The absent leader without a (public) program
Spain’s Prime Minister Mariano Rajoy has been in office for six months. During this time, he has offered only four press conferences on his own and in which he has accepted questions from journalists: two in Madrid, one in Mexico and one in Brussels. Rajoy has been seriously criticized for his elusiveness and lack of visibility, particularly during a period that can only be described as the most critical for the country since the crisis broke out in Europe. He has also cancelled this year’s “State of the Nation” debate in the parliament, a decision his office has justified on the grounds that he has only been in power for a few months.

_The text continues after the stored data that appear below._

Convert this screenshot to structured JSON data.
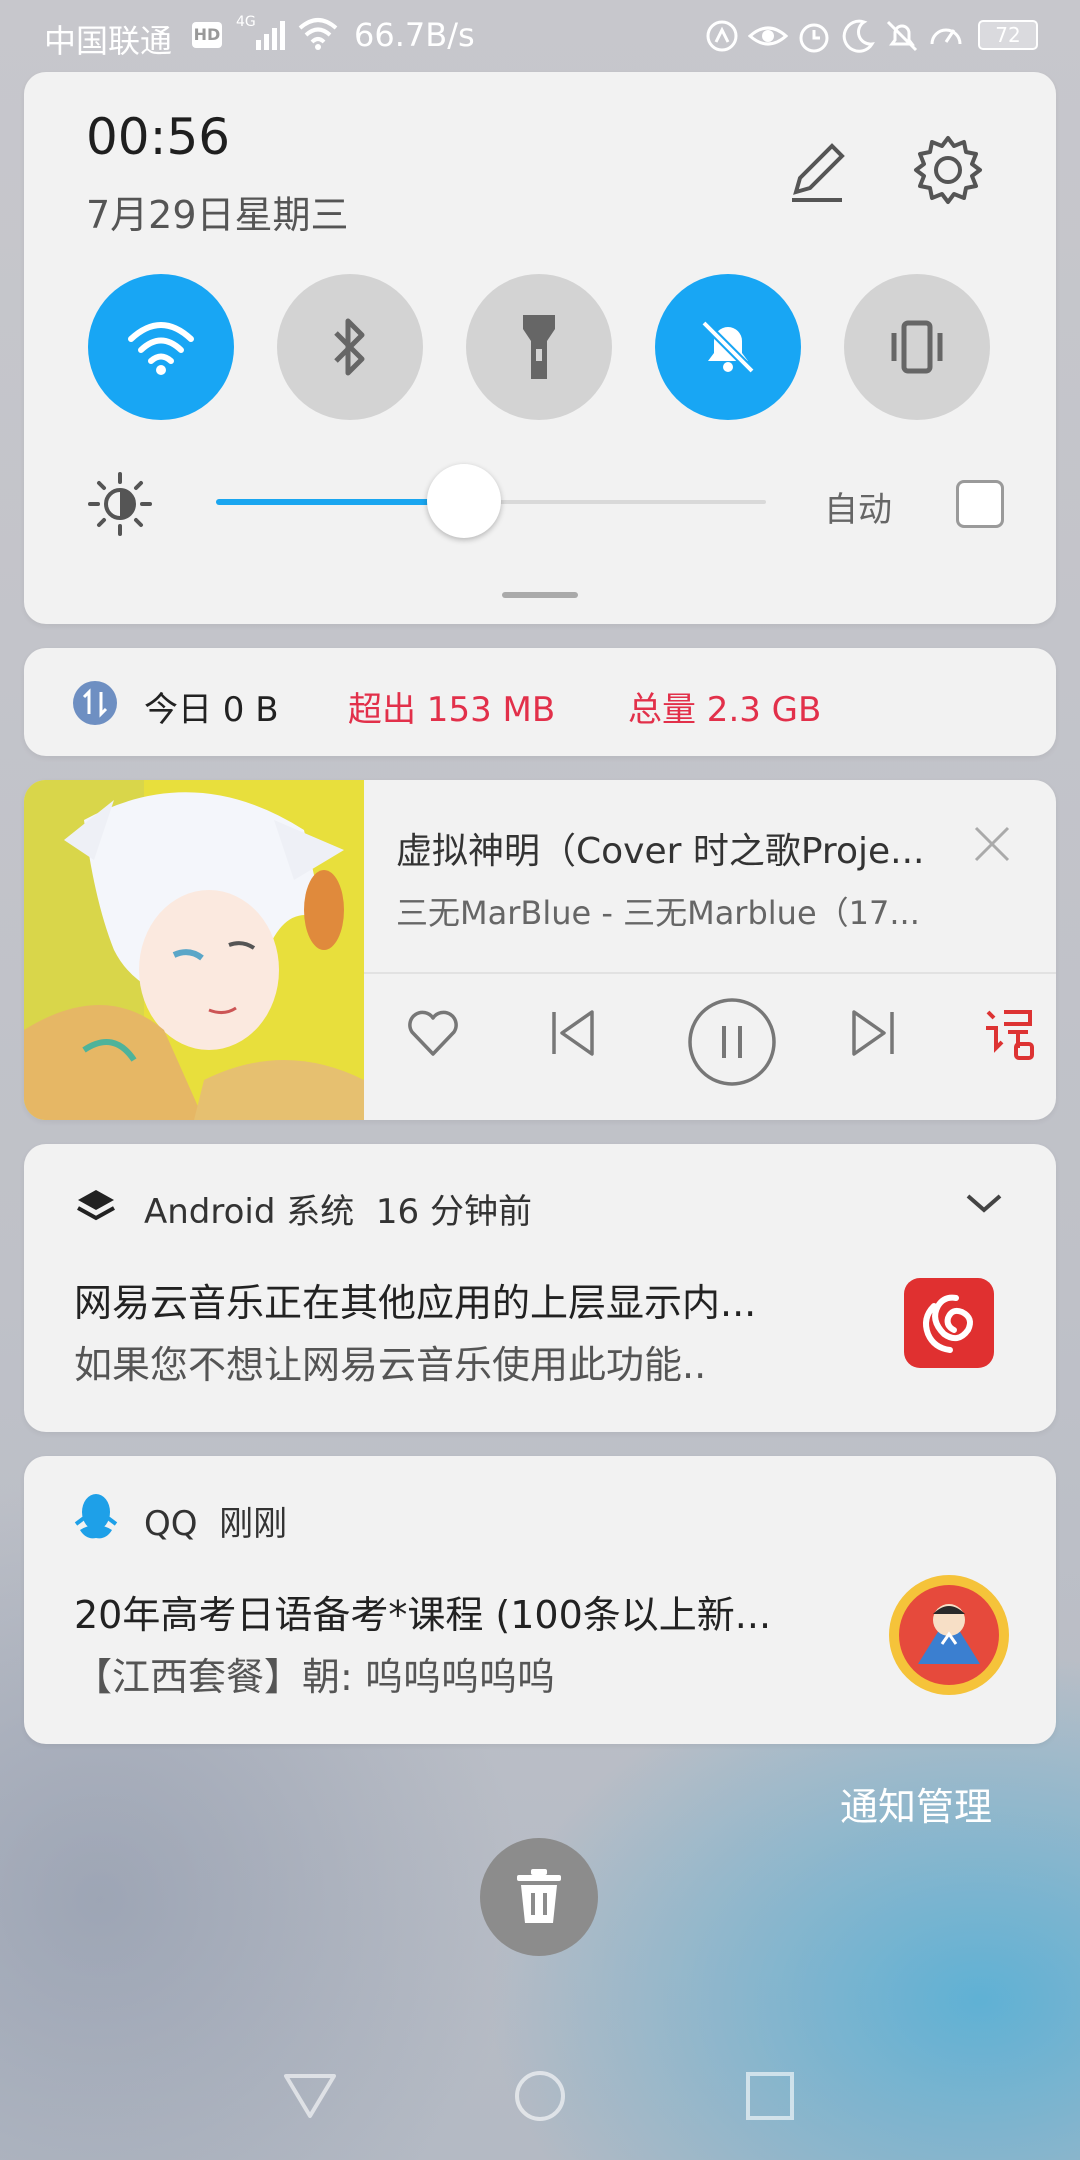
{
  "status_bar": {
    "carrier": "中国联通",
    "hd_badge": "HD",
    "network_type": "4G",
    "speed": "66.7B/s",
    "battery": "72",
    "icons": [
      "nfc-icon",
      "eye-icon",
      "alarm-icon",
      "moon-icon",
      "notification-off-icon",
      "speed-icon"
    ]
  },
  "quick_settings": {
    "time": "00:56",
    "date": "7月29日星期三",
    "tiles": [
      {
        "name": "wifi",
        "icon": "wifi-icon",
        "on": true
      },
      {
        "name": "bluetooth",
        "icon": "bluetooth-icon",
        "on": false
      },
      {
        "name": "flashlight",
        "icon": "flashlight-icon",
        "on": false
      },
      {
        "name": "silent",
        "icon": "bell-off-icon",
        "on": true
      },
      {
        "name": "vibrate",
        "icon": "vibrate-icon",
        "on": false
      }
    ],
    "brightness_level": 0.45,
    "auto_label": "自动",
    "auto_checked": false
  },
  "data_usage": {
    "today": "今日 0 B",
    "over": "超出 153 MB",
    "total": "总量 2.3 GB",
    "accent": "#e2304a"
  },
  "music": {
    "title": "虚拟神明（Cover 时之歌Proje...",
    "artist": "三无MarBlue - 三无Marblue（17..."
  },
  "notifications": [
    {
      "app": "Android 系统",
      "time": "16 分钟前",
      "title": "网易云音乐正在其他应用的上层显示内...",
      "text": "如果您不想让网易云音乐使用此功能.."
    },
    {
      "app": "QQ",
      "time": "刚刚",
      "title": "20年高考日语备考*课程 (100条以上新...",
      "text": "【江西套餐】朝: 呜呜呜呜呜"
    }
  ],
  "manage_label": "通知管理",
  "colors": {
    "accent_blue": "#18a6f4",
    "netease_red": "#e03030"
  }
}
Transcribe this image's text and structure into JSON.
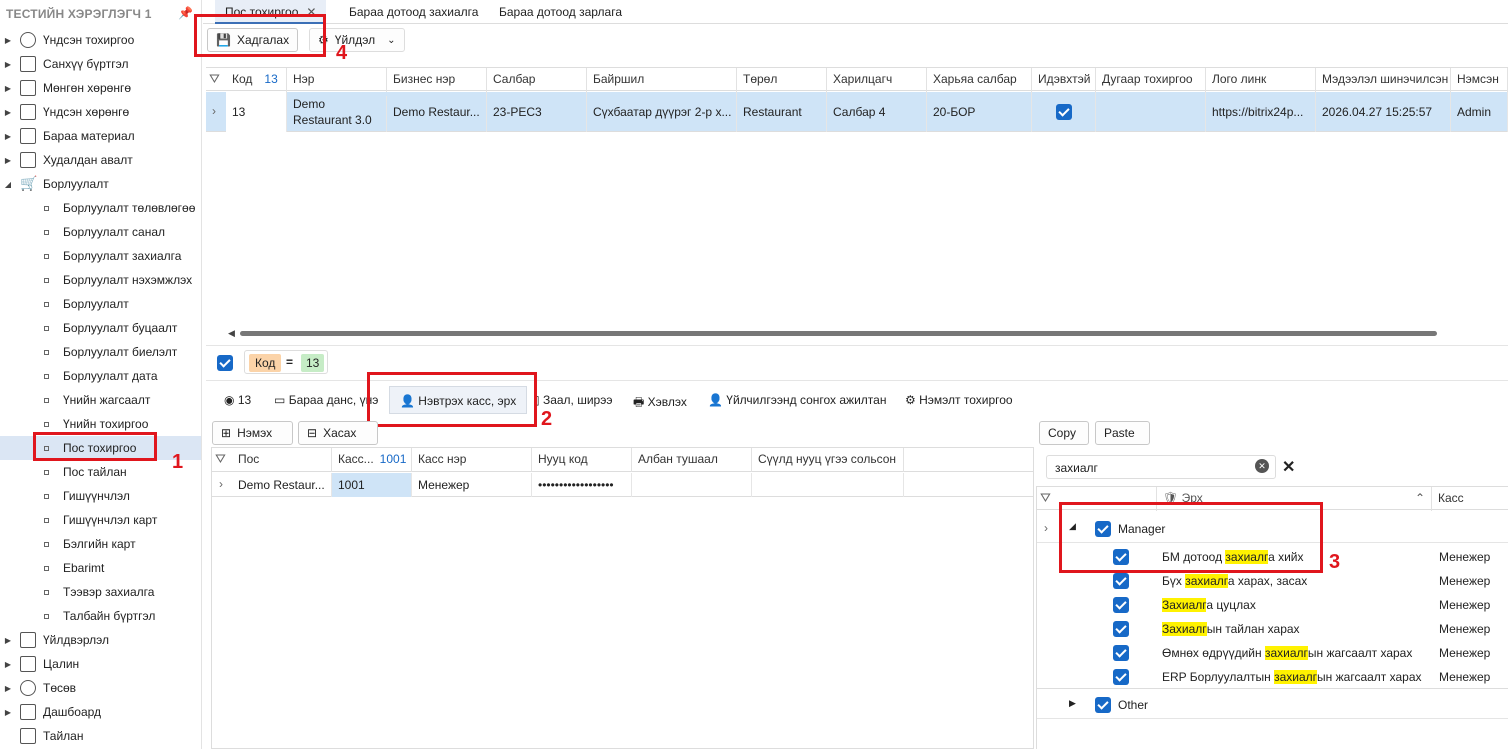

Besides his public absenteeism, Rajoy’s government is characterized by another striking element: since abandoning an electoral program that already lacked substance only days after being elected, nobody knows what his plan for the country is.
Rajoy has quickly learned the European leaders’ use of euphemisms to elude difficult questions and to favor grandiloquent statements regarding his government’s actions.
He and his ministers speak of “reforming” all areas of the Spanish economy, defending the country’s commitment to the European Union and the monetary union as “irreversible” realities, and reiterate an unshakable determination “to do what needs to be done.”
Deciphering the government’s agenda
The general public is left deciphering leaks and loose statements from government officials to foretell what the prime minister’s agenda for the nation might be.
Most news media in Spain are now pointing to imminent tax hikes, public workers wage reductions and layoffs, but there is nothing concrete in terms of specific policies. It’s all rumors until one Friday afternoon the council of ministers announces new policies in the form of unquestionable rules of law.
Therefore, for no reason other than a lack of an electoral program to carry out as promised, the Spanish government is able to proudly state that it receives no “pressures” from Brussels and that there are no other commitments to the EU beyond the agreed fiscal targets. No contradictions, indeed, if nothing has been promised or announced.
More striking, however, is the public’s reaction to an absent leader acting without a public plan: resignation.
State of fear and uncertainty
That Rajoy has not had enough time to tackle all problems, that the severity of the country’s situation was unbeknownst to him (or that he was deceived by his predecessor in this regard) and that his actions can only go so far because much of everything depends on Europe seems to have sunk in the public’s psyche to the point that it is hard to find opinions questioning elemental matters of democratic legitimacy in Spain.
Currently, the Spanish society lives in a permanent state of fear and anxious uncertainty, but it has not yet turned its back against Rajoy.
It is worth mentioning, however, that a recent voter survey showed that Rajoy’s Popular Party is losing political support. The interesting element in the survey is that the main beneficiaries are smaller political formations and not the Socialist Party. It is too early to tell if Spain is to experience the same kind of political fragmentation as that of Greece, but this is certainly worth watching.
Will it boil?
It is truly difficult to believe that social tensions may be contained indefinitely under a deteriorating economic scenario – although there is the ‘frog in the pot analogy’ again.
There are also escape valves which surely help keep social tension from mounting such as the ongoing criminal investigation in which former Bankia (BKIA) chairman Rodrigo Rato and 32 members of the failed bank’s board were formally cited this week as suspects of fraud, misappropriation of funds, and the falsification of financial documents; a necessary but inconceivable turn of events compared to only two months ago.
Ultimately, however, unless the long-yearned European breakthrough (which nobody has managed to properly define) occurs soon and some form of economic upturn begins to be seen as within reach, there is no reason to believe that Spain’s situation will improve over the next several months.
If the summer turns out to be as “hot” as expected, Rajoy may at least have to revise his communication strategy and start facing the public. The cooling variables which currently work in favor of keeping society simmering in a state of fear rather than boiling with outrage may not hold the fire.